This trail pattern is called a "side trot". All of the front foot tracks are on the left, and the hind foot tracks are on the right.
Note that the front foot is larger than the rear, as it is on the fox as well.
|Coyote on Lake Wicwas, January 2012|
The Wicwas volcano that erupted last week grows. As the lake level continues to be lowered (it's now 10" below full level) to reduce flooding from the spring freshets that will soon pour into Lake Wicwas, the ice slabs continue to be forced skywards. Compare the change over just four days:
During a run on one of those warmer days I had a rare spring sighting - a wooly bear caterpillar.
|Wooly Bear Caterpillar (Pyrrharctia isabella)|
I usually see these in the fall. As usual, it was sunning itself on the warmth of pavement - on Chemung Road - having probably just crawled out from the neighboring stone wall. Knowing it wouldn't make it to the next phase of its transformation in that spot, I scooped it up and put it on the shoulder of the road.

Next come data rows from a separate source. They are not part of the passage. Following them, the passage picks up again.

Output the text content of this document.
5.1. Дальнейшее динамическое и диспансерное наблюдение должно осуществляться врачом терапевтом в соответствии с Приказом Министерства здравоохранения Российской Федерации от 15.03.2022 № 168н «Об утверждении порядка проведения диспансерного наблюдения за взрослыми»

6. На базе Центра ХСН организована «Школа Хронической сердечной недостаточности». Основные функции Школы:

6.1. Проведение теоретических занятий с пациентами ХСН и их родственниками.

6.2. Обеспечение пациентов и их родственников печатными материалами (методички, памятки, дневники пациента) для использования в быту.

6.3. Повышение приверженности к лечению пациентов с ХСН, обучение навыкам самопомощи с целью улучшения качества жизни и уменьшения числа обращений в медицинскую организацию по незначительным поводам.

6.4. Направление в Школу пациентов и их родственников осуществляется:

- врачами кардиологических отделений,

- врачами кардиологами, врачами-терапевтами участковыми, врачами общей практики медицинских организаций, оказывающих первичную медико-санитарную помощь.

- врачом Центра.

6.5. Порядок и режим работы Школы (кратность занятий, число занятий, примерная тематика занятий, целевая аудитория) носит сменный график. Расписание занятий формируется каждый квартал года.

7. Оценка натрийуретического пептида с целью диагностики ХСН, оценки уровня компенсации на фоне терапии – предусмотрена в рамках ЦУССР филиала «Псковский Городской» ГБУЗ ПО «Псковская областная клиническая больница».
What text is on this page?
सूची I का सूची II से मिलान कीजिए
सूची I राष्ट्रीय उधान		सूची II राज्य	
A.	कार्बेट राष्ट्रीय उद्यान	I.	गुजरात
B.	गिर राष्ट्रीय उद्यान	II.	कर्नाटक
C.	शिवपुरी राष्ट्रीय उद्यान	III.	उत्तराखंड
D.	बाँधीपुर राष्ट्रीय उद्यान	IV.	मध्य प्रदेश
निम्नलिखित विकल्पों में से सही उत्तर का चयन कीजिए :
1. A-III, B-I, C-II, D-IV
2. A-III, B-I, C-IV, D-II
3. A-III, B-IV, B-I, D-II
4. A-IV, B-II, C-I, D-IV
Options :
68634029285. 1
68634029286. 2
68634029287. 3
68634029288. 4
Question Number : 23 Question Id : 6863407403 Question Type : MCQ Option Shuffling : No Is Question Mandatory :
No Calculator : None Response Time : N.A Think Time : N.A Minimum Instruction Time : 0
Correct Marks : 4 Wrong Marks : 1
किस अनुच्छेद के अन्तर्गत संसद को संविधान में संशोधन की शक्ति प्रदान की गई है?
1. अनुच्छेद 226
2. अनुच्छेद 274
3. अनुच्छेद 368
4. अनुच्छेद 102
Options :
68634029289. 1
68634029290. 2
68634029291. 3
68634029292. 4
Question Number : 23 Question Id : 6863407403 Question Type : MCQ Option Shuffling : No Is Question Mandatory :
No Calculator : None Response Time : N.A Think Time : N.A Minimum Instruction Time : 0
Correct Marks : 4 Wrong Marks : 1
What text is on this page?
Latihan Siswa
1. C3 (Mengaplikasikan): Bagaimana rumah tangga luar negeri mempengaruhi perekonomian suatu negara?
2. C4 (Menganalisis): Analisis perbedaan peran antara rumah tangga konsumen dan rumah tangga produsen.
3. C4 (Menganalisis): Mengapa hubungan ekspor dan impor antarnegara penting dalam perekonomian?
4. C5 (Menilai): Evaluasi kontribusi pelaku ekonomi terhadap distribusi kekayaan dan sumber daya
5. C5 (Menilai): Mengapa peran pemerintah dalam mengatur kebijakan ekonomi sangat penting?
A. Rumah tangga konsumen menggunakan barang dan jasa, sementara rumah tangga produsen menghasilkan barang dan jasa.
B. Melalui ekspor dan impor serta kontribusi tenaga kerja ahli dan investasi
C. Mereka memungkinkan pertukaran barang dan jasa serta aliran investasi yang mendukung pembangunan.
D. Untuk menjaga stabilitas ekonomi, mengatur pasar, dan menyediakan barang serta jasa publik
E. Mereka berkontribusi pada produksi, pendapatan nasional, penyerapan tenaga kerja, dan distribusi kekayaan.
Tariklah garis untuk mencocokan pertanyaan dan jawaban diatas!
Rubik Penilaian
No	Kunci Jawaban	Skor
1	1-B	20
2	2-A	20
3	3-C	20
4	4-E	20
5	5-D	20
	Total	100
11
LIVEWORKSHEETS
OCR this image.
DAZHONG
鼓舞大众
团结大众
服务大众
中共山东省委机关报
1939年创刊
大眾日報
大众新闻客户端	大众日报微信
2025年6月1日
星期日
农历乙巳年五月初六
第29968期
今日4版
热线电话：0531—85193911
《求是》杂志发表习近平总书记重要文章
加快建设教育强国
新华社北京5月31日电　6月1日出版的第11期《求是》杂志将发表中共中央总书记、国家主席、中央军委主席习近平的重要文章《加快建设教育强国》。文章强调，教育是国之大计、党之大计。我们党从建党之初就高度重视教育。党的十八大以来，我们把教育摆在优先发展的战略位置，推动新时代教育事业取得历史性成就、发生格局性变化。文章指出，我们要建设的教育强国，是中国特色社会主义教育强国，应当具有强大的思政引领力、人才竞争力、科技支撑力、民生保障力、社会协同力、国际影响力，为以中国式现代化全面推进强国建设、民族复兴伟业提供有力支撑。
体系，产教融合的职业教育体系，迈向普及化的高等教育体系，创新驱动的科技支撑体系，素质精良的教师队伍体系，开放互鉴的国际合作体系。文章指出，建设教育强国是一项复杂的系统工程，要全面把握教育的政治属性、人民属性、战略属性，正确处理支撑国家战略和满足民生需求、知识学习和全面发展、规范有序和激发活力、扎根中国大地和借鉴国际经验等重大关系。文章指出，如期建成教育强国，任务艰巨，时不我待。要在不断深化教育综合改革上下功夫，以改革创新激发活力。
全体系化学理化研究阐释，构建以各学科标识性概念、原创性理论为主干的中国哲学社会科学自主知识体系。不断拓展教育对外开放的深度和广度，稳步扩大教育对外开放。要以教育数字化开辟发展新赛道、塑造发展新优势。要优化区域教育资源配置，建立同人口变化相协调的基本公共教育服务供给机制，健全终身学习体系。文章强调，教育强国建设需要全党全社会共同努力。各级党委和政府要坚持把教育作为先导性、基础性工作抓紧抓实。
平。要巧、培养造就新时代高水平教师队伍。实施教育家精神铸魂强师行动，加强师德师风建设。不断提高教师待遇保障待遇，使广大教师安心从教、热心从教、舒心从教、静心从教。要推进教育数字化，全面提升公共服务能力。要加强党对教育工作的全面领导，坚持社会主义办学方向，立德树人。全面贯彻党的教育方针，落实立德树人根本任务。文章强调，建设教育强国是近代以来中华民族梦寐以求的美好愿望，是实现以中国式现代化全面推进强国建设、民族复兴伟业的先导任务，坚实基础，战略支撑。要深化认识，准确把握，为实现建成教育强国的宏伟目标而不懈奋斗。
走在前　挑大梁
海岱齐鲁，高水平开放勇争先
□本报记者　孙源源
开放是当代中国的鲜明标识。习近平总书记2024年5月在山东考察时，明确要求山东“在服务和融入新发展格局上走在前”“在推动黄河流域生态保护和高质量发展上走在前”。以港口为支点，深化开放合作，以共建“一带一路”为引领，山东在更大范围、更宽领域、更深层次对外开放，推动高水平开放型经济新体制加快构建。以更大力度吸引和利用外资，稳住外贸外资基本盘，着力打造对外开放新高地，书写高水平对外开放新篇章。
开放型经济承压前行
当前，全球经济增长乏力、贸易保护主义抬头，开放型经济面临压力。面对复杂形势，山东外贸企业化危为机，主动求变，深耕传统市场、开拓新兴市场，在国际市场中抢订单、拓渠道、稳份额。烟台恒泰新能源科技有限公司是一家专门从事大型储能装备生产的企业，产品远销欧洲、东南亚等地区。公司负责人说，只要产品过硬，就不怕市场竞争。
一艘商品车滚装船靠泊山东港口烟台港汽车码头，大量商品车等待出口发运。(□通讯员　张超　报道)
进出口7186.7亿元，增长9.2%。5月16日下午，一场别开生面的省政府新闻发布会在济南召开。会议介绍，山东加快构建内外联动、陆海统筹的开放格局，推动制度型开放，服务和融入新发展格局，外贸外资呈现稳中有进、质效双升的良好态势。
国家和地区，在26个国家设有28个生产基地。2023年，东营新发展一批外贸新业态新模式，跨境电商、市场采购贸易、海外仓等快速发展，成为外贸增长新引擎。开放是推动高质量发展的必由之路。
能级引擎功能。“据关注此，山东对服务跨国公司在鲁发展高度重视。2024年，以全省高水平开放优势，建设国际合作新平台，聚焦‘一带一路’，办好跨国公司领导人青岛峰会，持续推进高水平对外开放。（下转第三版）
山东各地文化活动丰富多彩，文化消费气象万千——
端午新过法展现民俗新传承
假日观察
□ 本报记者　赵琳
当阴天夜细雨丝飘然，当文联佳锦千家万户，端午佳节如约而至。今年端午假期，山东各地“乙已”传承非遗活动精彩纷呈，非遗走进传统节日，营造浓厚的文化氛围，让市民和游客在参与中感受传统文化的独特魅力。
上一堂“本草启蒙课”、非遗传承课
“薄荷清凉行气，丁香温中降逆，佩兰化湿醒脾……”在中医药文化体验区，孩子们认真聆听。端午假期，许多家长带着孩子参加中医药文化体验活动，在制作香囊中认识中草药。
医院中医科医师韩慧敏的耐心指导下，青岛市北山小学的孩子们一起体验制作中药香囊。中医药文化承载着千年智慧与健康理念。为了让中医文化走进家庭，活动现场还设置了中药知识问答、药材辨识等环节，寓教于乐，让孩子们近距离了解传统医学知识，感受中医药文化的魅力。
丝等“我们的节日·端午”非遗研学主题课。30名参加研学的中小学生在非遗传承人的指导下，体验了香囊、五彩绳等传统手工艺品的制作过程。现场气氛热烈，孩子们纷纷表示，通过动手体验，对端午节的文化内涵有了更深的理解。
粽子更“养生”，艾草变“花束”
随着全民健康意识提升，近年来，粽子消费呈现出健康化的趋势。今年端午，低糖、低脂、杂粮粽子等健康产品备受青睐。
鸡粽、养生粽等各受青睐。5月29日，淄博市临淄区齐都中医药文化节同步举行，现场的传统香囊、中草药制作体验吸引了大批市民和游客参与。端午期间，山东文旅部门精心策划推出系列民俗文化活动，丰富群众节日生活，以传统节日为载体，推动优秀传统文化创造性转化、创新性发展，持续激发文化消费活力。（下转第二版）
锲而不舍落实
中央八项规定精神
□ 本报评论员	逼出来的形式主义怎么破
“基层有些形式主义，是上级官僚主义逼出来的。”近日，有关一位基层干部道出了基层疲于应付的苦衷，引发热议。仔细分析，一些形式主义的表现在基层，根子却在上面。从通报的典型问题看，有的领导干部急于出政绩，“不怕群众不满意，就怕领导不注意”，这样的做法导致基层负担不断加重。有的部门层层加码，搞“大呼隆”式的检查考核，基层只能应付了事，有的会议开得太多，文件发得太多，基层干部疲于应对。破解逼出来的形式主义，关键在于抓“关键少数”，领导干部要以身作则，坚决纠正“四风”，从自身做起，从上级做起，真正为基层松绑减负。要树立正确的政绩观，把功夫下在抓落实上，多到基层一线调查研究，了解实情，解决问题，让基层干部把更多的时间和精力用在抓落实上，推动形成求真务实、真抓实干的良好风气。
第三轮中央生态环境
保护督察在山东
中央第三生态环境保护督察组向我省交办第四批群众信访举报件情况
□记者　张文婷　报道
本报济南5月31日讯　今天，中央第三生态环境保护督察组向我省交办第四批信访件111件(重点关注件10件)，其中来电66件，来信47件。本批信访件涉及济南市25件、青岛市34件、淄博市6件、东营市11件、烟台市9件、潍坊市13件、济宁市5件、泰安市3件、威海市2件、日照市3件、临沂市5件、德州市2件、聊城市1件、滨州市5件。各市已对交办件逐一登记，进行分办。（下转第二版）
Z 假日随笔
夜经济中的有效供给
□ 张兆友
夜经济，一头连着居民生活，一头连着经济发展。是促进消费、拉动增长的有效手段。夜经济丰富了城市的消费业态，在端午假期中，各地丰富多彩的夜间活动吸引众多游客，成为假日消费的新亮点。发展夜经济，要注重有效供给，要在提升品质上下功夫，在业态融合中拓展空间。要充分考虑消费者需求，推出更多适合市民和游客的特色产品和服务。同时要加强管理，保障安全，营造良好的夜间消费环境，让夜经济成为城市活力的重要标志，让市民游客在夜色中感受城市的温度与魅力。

But instinct is hard to overcome, and it immediately motored directly back onto the road. I placed it farther off the shoulder, and this time it rolled up into its protective crescent shape and played dead, so I went on my way, hoping for the best.
Unlike most caterpillars, the wooly bear overwinters as a caterpillar. It curls up inside its wooly blanket deep in a stone wall or under forest debris, and will freeze solid over the winter. In the spring it will thaw out and form its pupa, eventually becoming a moth that will mate and lay eggs for the next round of wooly bears. The wooly bear is the larval stage of the Isabella Tiger Moth - I will keep an eye out for one of these moths this summer.
|From Wikipedia: http://en.wikipedia.org/wiki/File:Pyrrharctia_isabella.jpg|
Last week I saw my first chipmunk of 2015, and this week I saw their offspring out and about, little tiny 'munks, chasing each other all over on top of the snow. They are rather curious and not very wary of humans yet, staring at me from just a few feet away. They will either learn quickly, or have the same fate the young grey squirrel met last week.
The fox diet seems to be changing, adding in more vegetation with the reduction in the snow pack - much to the relief of the local rodents.
The closest material I can compare it to would be an avocado peel; did this fox perhaps get into someone's garbage?
Thinking about animals and their interaction with humans, there was an unfortunate case of twelve deer dying from being fed by well-intentioned people in the southern part of New Hampshire; you can read about it here. It is never a good idea to feed wild animals - well, except I guess the birds, but even there one must careful for the bears.
With the warmer weather, New Hampshire's fifth season has begun: mud season. (The sixth is black fly season.) This can be, visually, a rather ugly season, even though psychologically it's beautiful, knowing winter is melting away. Even where the mud doesn't show through, the world is rather unsightly due to the ravages of a hard winter being exposed by the receding snow.
|It's been a challenge to keep the forest clean this winter|
Fortunately, that touch of snow yesterday freshened things up a bit.
Now, isn't that better?
Once again, Lake Wicwas was absolutely gorgeous today.